Long-running project assistants. An engineering agent helping with a six-month product launch accumulates context across hundreds of sessions. Decisions made in month one may be reversed in month three. Architecture choices get deprecated. Team members change. An agent that can't model the lifecycle of decisions becomes actively harmful as the project evolves — confidently referencing decisions that were reversed, surfacing constraints that were lifted.


Open Problems and Tradeoffs

Implicit resolution is genuinely hard. Explicit superseding is tractable — a new contradicting fact triggers a graph update. Implicit resolution requires semantic inference: recognizing that "I bought a house" resolves "saving for a house." That inference is an LLM call, it can be wrong, and the consequences of a missed resolution compound over time. There's no clean solution — only better extraction instructions and more careful lifecycle modeling.

Expiry condition prediction is speculative. Asking the extraction LLM to predict when a fact will expire at write time requires reasoning about future states from current context. For some facts this is tractable — a stated deadline, a named milestone. For others it's guesswork.

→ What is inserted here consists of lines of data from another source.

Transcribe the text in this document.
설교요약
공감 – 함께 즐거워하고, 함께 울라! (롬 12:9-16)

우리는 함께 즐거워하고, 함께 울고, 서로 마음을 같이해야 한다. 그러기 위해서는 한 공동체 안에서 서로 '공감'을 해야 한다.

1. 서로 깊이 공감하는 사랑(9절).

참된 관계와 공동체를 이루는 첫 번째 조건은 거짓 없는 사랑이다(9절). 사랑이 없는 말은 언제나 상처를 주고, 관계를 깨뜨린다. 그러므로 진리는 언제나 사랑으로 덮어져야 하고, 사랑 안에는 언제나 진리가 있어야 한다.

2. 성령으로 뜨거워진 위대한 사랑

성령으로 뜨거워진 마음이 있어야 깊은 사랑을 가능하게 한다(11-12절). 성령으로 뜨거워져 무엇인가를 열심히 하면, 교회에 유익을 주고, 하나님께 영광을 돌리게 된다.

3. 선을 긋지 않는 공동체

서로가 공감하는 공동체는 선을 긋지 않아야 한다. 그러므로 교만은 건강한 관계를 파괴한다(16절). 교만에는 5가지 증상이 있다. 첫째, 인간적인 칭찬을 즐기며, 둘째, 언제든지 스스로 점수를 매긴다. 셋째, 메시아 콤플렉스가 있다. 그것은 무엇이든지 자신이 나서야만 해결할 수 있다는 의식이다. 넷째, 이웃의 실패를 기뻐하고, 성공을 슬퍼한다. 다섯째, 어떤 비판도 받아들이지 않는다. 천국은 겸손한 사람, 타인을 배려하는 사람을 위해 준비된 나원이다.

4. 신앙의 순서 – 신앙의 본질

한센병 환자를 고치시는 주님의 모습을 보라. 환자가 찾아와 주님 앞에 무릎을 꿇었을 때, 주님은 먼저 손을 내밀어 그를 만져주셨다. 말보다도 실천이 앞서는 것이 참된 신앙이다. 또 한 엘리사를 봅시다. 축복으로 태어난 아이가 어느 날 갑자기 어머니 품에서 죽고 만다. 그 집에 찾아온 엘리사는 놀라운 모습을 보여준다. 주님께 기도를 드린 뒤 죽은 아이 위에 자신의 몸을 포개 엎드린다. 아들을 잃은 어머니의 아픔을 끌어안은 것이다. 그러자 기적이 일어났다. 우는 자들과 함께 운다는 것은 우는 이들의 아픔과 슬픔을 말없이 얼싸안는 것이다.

Storing a fuzzy expiry condition is better than storing nothing, but it's not a solved problem.

Lifecycle modeling adds pipeline complexity. Every state transition needs to be detected, logged, and propagated. For teams early in the agent development cycle, this overhead is real. There's a genuine tradeoff between lifecycle accuracy and implementation complexity that teams have to navigate based on their domain.

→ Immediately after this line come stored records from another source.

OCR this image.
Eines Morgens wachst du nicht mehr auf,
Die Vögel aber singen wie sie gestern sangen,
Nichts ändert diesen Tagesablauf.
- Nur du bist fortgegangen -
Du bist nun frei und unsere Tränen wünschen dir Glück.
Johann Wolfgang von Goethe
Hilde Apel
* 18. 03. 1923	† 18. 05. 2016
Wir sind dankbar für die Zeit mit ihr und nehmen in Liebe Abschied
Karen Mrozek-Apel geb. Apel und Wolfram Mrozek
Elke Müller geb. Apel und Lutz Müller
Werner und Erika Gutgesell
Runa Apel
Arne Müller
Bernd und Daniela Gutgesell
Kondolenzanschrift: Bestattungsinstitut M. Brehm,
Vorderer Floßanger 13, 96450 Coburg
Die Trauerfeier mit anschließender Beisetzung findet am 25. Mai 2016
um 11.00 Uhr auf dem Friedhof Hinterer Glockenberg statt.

Engagement-modulated decay is promising but immature. Modulating decay by how a user engages with a topic — reaffirmation holds weight, contradiction accelerates decay — is a more principled approach than time-based TTLs. But defining "engagement" precisely enough to implement reliably across diverse conversation types is still an open research and engineering problem.


Practical Recommendations

Tag goals, plans, and statuses explicitly at extraction time. These memory types have lifecycles. Preferences and traits largely don't. The extraction prompt should distinguish between them — not just by memory type but by lifecycle type. A goal and a preference are both stored memories. Only one needs resolution tracking.

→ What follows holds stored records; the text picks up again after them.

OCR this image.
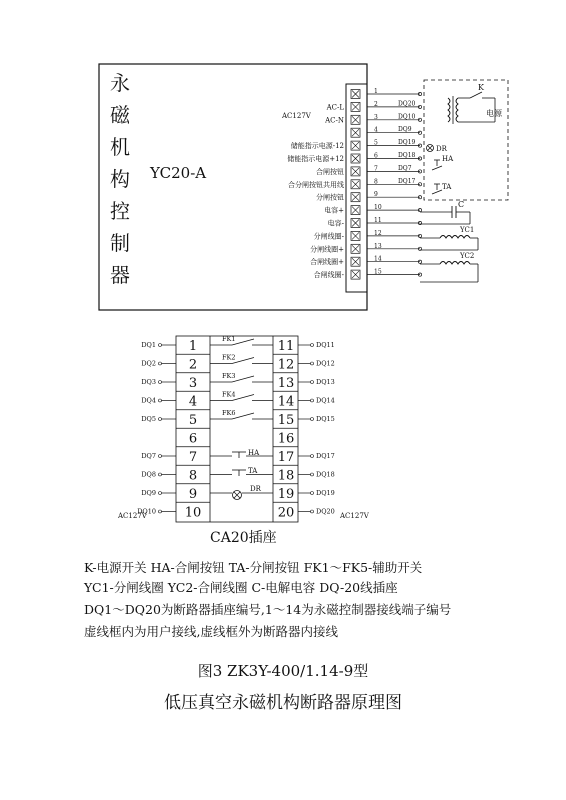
永
磁
机
构
控
制
器
YC20-A
1
2
AC-L	DQ20
3
AC-N	DQ10
4	DQ9
5
储能指示电源-12	DQ19
6
储能指示电源+12	DQ18
7
合闸按钮	DQ7
8
合分闸按钮共用线	DQ17
9
分闸按钮
10
电容+
11
电容-
12
分闸线圈-
13
分闸线圈+
14
合闸线圈+
15
合闸线圈-
AC127V
K
电源
DR
HA
TA
C
YC1
YC2
1	11
DQ1	DQ11
2	12
DQ2	DQ12
3	13
DQ3	DQ13
4	14
DQ4	DQ14
5	15
DQ5	DQ15
6	16
7	17
DQ7	DQ17
8	18
DQ8	DQ18
9	19
DQ9	DQ19
10	20
DQ10	DQ20
FK1
FK2
FK3
FK4
FK6
HA
TA
DR
AC127V	AC127V
CA20插座
K-电源开关 HA-合闸按钮 TA-分闸按钮 FK1～FK5-辅助开关
YC1-分闸线圈 YC2-合闸线圈 C-电解电容 DQ-20线插座
DQ1～DQ20为断路器插座编号,1～14为永磁控制器接线端子编号
虚线框内为用户接线,虚线框外为断路器内接线
图3 ZK3Y-400/1.14-9型
低压真空永磁机构断路器原理图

Store resolution conditions alongside goals at write time. When a goal is extracted — "saving $50,000 for a house down payment" — extract the resolution condition too: "resolved when house purchased or goal abandoned." This gives the retrieval layer a signal to check against, even if checking it requires an LLM call.

Implement explicit resolution detection as a pipeline step. After extraction, run a pass that checks new events against active goals and plans. "User mentioned purchasing a house" should trigger a lookup against active housing goals. This step is separate from extraction — it's lifecycle management, not memory addition.

Never delete resolved or superseded memories. Mark them with their terminal state and timestamp. A resolved goal is still useful context — it tells you something about the user's history, priorities, and trajectory. Deleting it on resolution loses that signal permanently.

Audit your active memory set periodically. Pull all ACTIVE memories for a test user after fifty sessions. Read them as if you're the agent. Ask: how many of these are still true? How many should be RESOLVED or EXPIRED? The answer will tell you more about your lifecycle management gaps than any metric will.


How Memgram Approaches This

Memgram's graph layer models facts as stateful entities, not static entries. When a new fact supersedes an existing one, the old value is marked is_current: false with a superseded_at timestamp — never deleted. The full state history is preserved and queryable.

Explicit superseding is handled structurally. Implicit resolution — detecting that an event resolves a stored goal — is surfaced in the PipelineTrace, where the extraction reasoning for each candidate is logged. When the system misses a resolution event, the trace shows what was considered and why the connection wasn't made.

The lifecycle of a fact is never fully certain. But making the transitions visible is the precondition for doing anything about it.